The price of oil is expected to increase more than 100% in the next three years, to a peak price of $200 per barrel in 2013 from under $100 today.

The price of wind is expected to remain the same over the next 2, 3 and even 10 years, to a peak of zero from zero today.  Ditto with the price of the sun's rays.

Now if China builds hundreds of gigawatts of coal-fired and diesel-fired power plants over the next 10 years, and we build hundreds of gigawatts of wind and solar farms in the same time period, we will pay more for our energy infrastructure in the short term.  But they will be stuck with ever-increasing and ongoing costs to fuel their coal-fired and diesel-fired power plants, while we will enjoy zero fuel costs for our wind and solar farms.  We will have a very significant competitive advantage in energy costs, which will allow us to hire more people and pay them more.

Ten years from now, China's leaders might look back and say, "We kept buying US Treasury bonds, thereby lending money to the Americans so they could build wind and solar farms that are more efficient and less expensive than our coal-fired plants?  Now the Americans have a competitive energy advantage courtesy of our low-cost financing?  What were we thinking?"
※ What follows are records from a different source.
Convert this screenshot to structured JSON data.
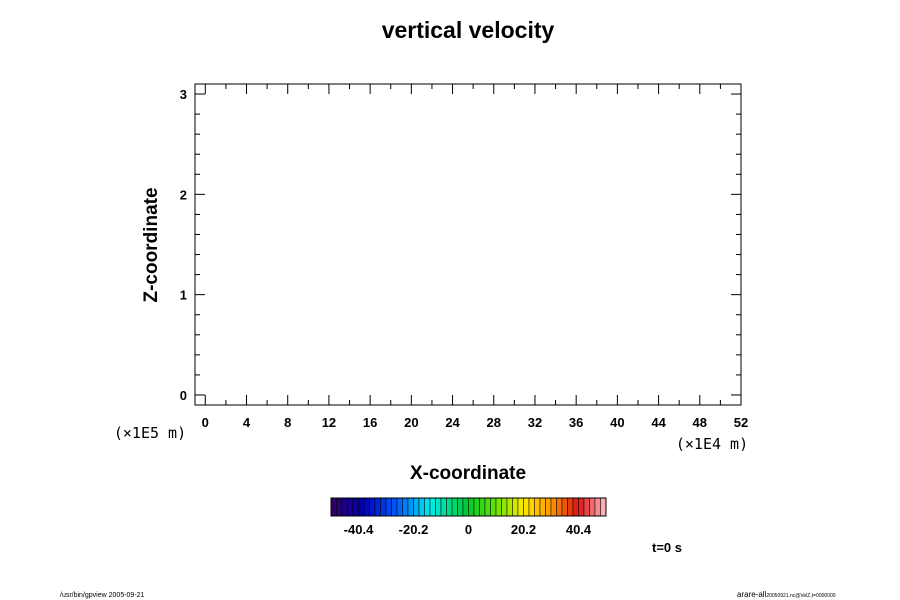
{
  "chart_data": {
    "type": "heatmap",
    "title": "vertical velocity",
    "xlabel": "X-coordinate",
    "ylabel": "Z-coordinate",
    "x_scale_label": "(×1E4 m)",
    "y_scale_label": "(×1E5 m)",
    "xlim": [
      -1,
      52
    ],
    "ylim": [
      -0.1,
      3.1
    ],
    "x_ticks": [
      0,
      4,
      8,
      12,
      16,
      20,
      24,
      28,
      32,
      36,
      40,
      44,
      48,
      52
    ],
    "y_ticks": [
      0,
      1,
      2,
      3
    ],
    "x_minor_step": 2,
    "y_minor_step": 0.2,
    "values": [],
    "colorbar": {
      "min": -50.5,
      "max": 50.5,
      "levels": 50,
      "tick_values": [
        -40.4,
        -20.2,
        0,
        20.2,
        40.4
      ],
      "tick_labels": [
        "-40.4",
        "-20.2",
        "0",
        "20.2",
        "40.4"
      ]
    },
    "time_label": "t=0 s"
  },
  "footer": {
    "left": "/usr/bin/gpview 2005-09-21",
    "right": "arare-all",
    "right_small": "20050921.nc@VelZ,t=0000000"
  }
}
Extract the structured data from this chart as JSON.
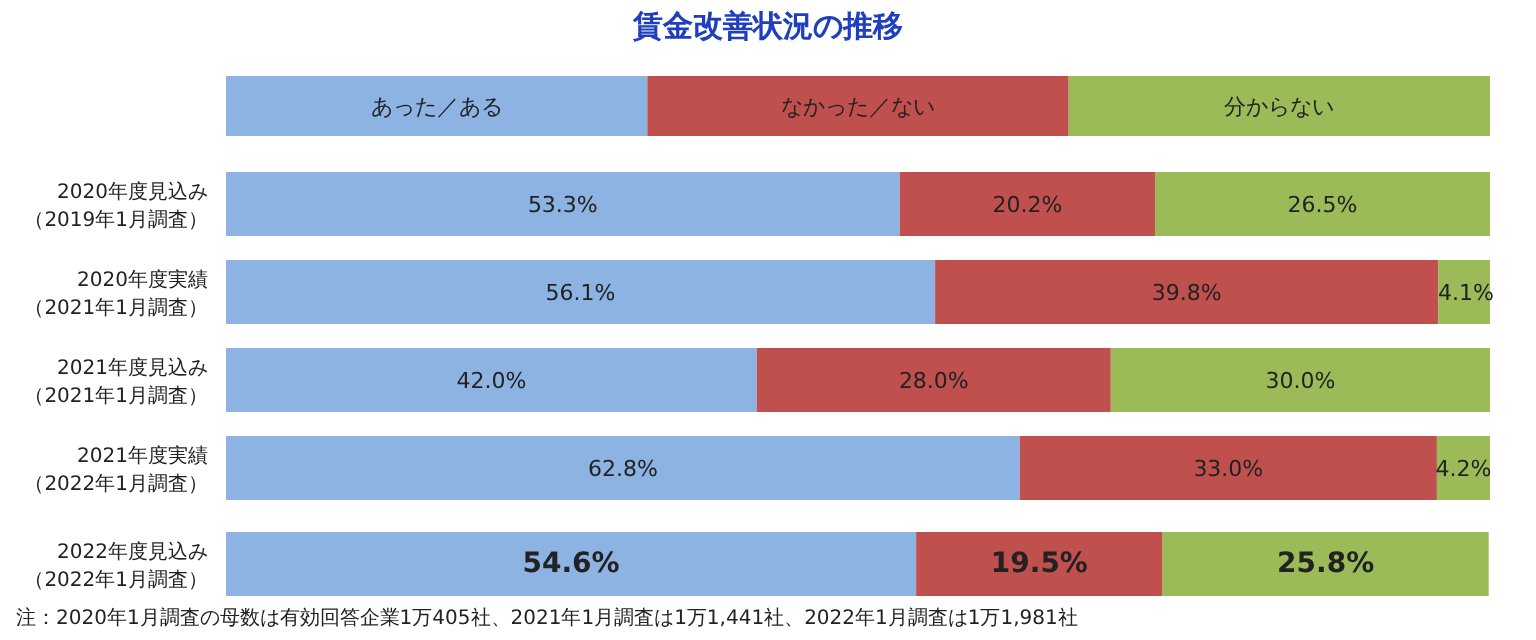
{
  "chart_data": {
    "type": "bar",
    "orientation": "horizontal",
    "stacked": true,
    "title": "賃金改善状況の推移",
    "categories": [
      "2020年度見込み（2019年1月調査）",
      "2020年度実績（2021年1月調査）",
      "2021年度見込み（2021年1月調査）",
      "2021年度実績（2022年1月調査）",
      "2022年度見込み（2022年1月調査）"
    ],
    "series": [
      {
        "name": "あった／ある",
        "color": "#8db3e2",
        "values": [
          53.3,
          56.1,
          42.0,
          62.8,
          54.6
        ],
        "value_labels": [
          "53.3%",
          "56.1%",
          "42.0%",
          "62.8%",
          "54.6%"
        ]
      },
      {
        "name": "なかった／ない",
        "color": "#c0504d",
        "values": [
          20.2,
          39.8,
          28.0,
          33.0,
          19.5
        ],
        "value_labels": [
          "20.2%",
          "39.8%",
          "28.0%",
          "33.0%",
          "19.5%"
        ]
      },
      {
        "name": "分からない",
        "color": "#9bbb59",
        "values": [
          26.5,
          4.1,
          30.0,
          4.2,
          25.8
        ],
        "value_labels": [
          "26.5%",
          "4.1%",
          "30.0%",
          "4.2%",
          "25.8%"
        ]
      }
    ],
    "legend": "top",
    "annotations": [
      "注：2020年1月調査の母数は有効回答企業1万405社、2021年1月調査は1万1,441社、2022年1月調査は1万1,981社"
    ]
  }
}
Or we could look back and say, "We borrowed billions from China by issuing Treasury bonds, and we wasted all that money on traditional fossil fuel power plants that now require us to pay ever-increasing prices for coal and oil?  What were we thinking?"

What about the intermittent nature of wind and solar?  How can we rely on energy sources that are as fickle as the wind and the sun?

First, let's understand that our use of energy is also intermittent.  For example, we use more air-conditioning on hot days when the sun is shining, which is also when solar panels produce the most electricity.  Second, let's understand that we can address some of the concerns by bulding a smarter grid (which we need anyway; the current one is based on technology that is 100 years old) and by driving more plug-in electric vehicles (which can serve as a distributed storage system; charging car batteries when electricity supply is plentiful).

Most of all, let's understand that no one is suggesting that wind and solar can meet all of our energy needs.  Renewables can supply 20% of our energy needs in the next 10 years.  Combine that with a 20% increase in energy efficiency, and we will have reduced our reliance of fossil fuels by 40%.

A 40% reduction in fossil fuel reliance would give us a distinct competitive advantage in the world economy.  Not to mention less need to drill for oil in sensitive environmental areas, less concern about whether undemocratic states will use the money we pay for oil to fund terrorists, etc.  Plus, we have plenty of coal that we can ship to China at ever increasing prices, thereby reducing the trade deficit.

So, do we want to pay now for wind and solar farms that will give us a competitive energy advantage?  Or do we want to pay later with higher fuel prices and an uncompetitive economy?